For employers, an ageing workforce should remain productive and efficient (efficiency); for trade unions, firms should create the conditions under which older workers can actively contribute to create value by filling their skills gap and responding to their growing healthcare and working-life-balance needs (equity). This requires a positive attitude and the active participation of both employers and workers that should be based on mutual adaptation in order to reconcile their respective needs. Labour-management and cross-workers solidarity and participation is therefore a central concept associated with sustainability in mitigating the effects of an ageing workplace (voice).

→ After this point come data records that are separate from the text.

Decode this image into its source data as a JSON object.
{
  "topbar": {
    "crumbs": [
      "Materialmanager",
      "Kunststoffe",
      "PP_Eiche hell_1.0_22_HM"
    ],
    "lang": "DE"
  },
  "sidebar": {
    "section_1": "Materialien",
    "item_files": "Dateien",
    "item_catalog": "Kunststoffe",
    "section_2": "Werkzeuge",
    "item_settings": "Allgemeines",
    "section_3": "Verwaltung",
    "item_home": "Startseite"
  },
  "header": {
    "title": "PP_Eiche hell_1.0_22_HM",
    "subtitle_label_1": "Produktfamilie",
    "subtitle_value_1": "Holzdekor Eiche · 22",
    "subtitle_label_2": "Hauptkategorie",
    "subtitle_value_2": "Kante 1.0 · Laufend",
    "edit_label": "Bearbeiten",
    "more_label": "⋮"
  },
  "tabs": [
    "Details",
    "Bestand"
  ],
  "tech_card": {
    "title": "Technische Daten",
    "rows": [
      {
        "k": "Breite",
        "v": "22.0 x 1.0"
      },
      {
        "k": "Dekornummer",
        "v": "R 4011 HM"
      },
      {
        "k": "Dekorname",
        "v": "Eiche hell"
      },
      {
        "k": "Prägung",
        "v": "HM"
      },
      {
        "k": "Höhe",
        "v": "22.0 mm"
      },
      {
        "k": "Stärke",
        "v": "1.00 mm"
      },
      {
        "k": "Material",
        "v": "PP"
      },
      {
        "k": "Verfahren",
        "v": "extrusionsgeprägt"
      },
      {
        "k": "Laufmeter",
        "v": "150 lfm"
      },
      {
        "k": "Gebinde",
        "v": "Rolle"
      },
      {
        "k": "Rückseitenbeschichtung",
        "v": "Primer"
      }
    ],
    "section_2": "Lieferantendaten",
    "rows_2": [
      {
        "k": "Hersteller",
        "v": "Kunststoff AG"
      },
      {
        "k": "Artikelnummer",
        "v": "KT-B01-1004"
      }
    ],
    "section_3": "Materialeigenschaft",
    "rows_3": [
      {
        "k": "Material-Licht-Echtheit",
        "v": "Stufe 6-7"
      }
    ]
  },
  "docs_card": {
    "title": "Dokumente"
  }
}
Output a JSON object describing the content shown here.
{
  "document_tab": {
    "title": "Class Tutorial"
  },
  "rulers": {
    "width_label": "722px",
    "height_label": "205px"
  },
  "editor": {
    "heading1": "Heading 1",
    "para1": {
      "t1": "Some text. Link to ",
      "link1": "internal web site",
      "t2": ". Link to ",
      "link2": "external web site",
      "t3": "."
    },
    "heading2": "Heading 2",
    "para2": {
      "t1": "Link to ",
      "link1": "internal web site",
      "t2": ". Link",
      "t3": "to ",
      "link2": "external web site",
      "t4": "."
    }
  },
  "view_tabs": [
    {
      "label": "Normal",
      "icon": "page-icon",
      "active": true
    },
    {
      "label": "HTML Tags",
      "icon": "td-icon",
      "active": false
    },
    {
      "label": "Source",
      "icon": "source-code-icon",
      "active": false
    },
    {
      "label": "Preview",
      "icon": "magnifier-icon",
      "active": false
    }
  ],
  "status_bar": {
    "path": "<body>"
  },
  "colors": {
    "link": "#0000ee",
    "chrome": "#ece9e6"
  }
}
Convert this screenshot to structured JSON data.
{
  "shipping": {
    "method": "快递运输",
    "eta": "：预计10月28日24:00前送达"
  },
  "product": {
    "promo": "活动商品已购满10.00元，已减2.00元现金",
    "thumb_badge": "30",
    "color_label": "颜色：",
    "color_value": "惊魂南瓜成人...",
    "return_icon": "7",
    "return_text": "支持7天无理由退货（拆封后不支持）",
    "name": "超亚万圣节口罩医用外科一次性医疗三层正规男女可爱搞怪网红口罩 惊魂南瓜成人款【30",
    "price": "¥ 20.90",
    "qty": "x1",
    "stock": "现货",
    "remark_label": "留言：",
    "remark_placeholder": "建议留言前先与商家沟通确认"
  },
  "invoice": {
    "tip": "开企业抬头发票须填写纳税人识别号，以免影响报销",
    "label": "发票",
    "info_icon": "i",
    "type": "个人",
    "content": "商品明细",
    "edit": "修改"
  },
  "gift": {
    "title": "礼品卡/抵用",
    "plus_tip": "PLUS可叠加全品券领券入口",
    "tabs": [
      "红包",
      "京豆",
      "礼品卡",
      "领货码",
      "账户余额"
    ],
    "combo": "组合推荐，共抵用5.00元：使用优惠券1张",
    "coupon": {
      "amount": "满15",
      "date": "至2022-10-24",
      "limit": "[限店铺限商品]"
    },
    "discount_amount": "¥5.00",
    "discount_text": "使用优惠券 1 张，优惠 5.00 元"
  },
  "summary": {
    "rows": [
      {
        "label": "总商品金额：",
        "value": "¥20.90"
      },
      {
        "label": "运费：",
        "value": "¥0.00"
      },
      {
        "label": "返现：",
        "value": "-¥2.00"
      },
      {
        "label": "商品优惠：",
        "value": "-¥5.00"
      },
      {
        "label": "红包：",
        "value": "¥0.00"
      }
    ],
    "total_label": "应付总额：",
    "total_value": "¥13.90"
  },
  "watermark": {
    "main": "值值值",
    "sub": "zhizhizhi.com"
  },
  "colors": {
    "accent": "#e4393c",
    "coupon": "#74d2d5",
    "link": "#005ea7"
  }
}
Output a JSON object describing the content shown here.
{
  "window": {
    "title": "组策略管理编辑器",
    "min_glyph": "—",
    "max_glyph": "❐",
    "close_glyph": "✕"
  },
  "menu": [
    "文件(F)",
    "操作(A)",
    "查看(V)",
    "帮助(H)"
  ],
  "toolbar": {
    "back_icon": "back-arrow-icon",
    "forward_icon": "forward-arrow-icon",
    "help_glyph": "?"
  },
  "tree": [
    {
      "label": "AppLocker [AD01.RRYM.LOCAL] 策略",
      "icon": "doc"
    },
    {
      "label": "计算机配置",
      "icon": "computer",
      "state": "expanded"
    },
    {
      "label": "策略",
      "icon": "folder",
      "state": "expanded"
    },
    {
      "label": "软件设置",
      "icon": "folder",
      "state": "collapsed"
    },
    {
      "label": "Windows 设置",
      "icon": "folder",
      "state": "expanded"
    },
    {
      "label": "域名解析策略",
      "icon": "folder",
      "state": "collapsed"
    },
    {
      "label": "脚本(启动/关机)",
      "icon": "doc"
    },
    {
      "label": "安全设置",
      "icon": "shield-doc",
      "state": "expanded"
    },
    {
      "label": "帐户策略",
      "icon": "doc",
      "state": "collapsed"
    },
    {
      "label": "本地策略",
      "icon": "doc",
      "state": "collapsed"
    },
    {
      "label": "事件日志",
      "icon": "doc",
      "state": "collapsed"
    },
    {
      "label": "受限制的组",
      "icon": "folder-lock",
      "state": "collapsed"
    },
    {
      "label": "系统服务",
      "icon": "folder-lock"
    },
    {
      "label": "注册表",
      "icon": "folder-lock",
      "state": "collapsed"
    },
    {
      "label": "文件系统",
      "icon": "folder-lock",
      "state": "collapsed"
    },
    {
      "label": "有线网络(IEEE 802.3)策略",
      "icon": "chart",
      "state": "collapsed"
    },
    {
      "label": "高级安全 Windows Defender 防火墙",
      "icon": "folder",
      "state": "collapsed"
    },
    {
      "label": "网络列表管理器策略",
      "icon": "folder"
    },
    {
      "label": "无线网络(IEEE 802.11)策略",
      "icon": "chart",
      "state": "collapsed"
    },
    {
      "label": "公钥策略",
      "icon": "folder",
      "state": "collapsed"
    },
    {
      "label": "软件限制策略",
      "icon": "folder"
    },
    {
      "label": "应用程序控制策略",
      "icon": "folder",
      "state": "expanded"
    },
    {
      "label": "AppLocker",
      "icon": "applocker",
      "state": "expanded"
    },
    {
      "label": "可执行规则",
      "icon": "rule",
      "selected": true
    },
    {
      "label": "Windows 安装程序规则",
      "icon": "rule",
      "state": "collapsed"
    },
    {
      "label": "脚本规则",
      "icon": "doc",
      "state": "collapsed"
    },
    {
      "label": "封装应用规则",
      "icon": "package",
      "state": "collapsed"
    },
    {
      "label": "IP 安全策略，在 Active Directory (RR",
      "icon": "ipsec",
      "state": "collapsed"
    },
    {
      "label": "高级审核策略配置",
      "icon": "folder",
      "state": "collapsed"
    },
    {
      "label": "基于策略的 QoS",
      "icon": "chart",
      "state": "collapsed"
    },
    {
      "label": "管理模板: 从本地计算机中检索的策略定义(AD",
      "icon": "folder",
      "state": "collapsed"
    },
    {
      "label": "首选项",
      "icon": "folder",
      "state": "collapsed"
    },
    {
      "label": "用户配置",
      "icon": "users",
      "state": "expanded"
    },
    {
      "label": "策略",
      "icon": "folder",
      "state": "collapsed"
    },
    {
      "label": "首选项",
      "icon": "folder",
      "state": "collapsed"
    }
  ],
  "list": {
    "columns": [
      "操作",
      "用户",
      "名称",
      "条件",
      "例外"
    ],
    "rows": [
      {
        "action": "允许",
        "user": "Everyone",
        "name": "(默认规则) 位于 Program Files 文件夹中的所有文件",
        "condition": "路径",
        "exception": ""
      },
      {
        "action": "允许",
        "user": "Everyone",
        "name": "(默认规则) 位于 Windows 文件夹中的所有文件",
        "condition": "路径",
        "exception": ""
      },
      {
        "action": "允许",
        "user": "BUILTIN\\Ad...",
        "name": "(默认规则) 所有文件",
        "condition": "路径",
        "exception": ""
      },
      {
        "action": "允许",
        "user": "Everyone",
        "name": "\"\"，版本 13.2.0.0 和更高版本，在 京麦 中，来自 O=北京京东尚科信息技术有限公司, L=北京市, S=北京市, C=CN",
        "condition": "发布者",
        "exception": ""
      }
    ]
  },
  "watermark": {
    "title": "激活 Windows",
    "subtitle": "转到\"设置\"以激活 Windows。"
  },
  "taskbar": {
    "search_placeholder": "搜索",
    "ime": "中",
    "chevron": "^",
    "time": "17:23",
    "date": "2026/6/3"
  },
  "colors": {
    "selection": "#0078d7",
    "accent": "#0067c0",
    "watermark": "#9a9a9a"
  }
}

As a result, cooperation and integrative bargaining emerges as an enabling factor to shape active ageing through industrial relations and social partnerships at national or local level. Conversely, whereas the distributive approach to labour relations and collective bargaining prevails over the integrative one and effects on sustainability are more likely to be negative or controversial. Voice, in this respect, is expressed in terms of conflict: labour relations are polarised rather than balanced between efficiency and equity.

Yet confrontational industrial relations, which reflect more power-based rather than trust-based employment relationships, still prevail in Italy, and it results in less integrative bargaining outcomes. Efficiency pressures on the employers’ side tend to exacerbate this conflictual attitude: in most cases, labour relations at the shop floor are polarised rather than balanced between efficiency and equity, and this hamper sustainable management of an ageing workforce. In contexts where the climate of industrial relations is confrontational, efficiency pressures tend to prevail over sustainability, and the life course perspective in shaping employment policies remains unpractised. It comes with no surprise that national or sector-wide regulations based on a sustainable compromise between efficiency and equity do not necessarily translate into sustainable HRM or industrial relations practices at a firm-level, or that high and low roads to productivity coexist across sectors and companies.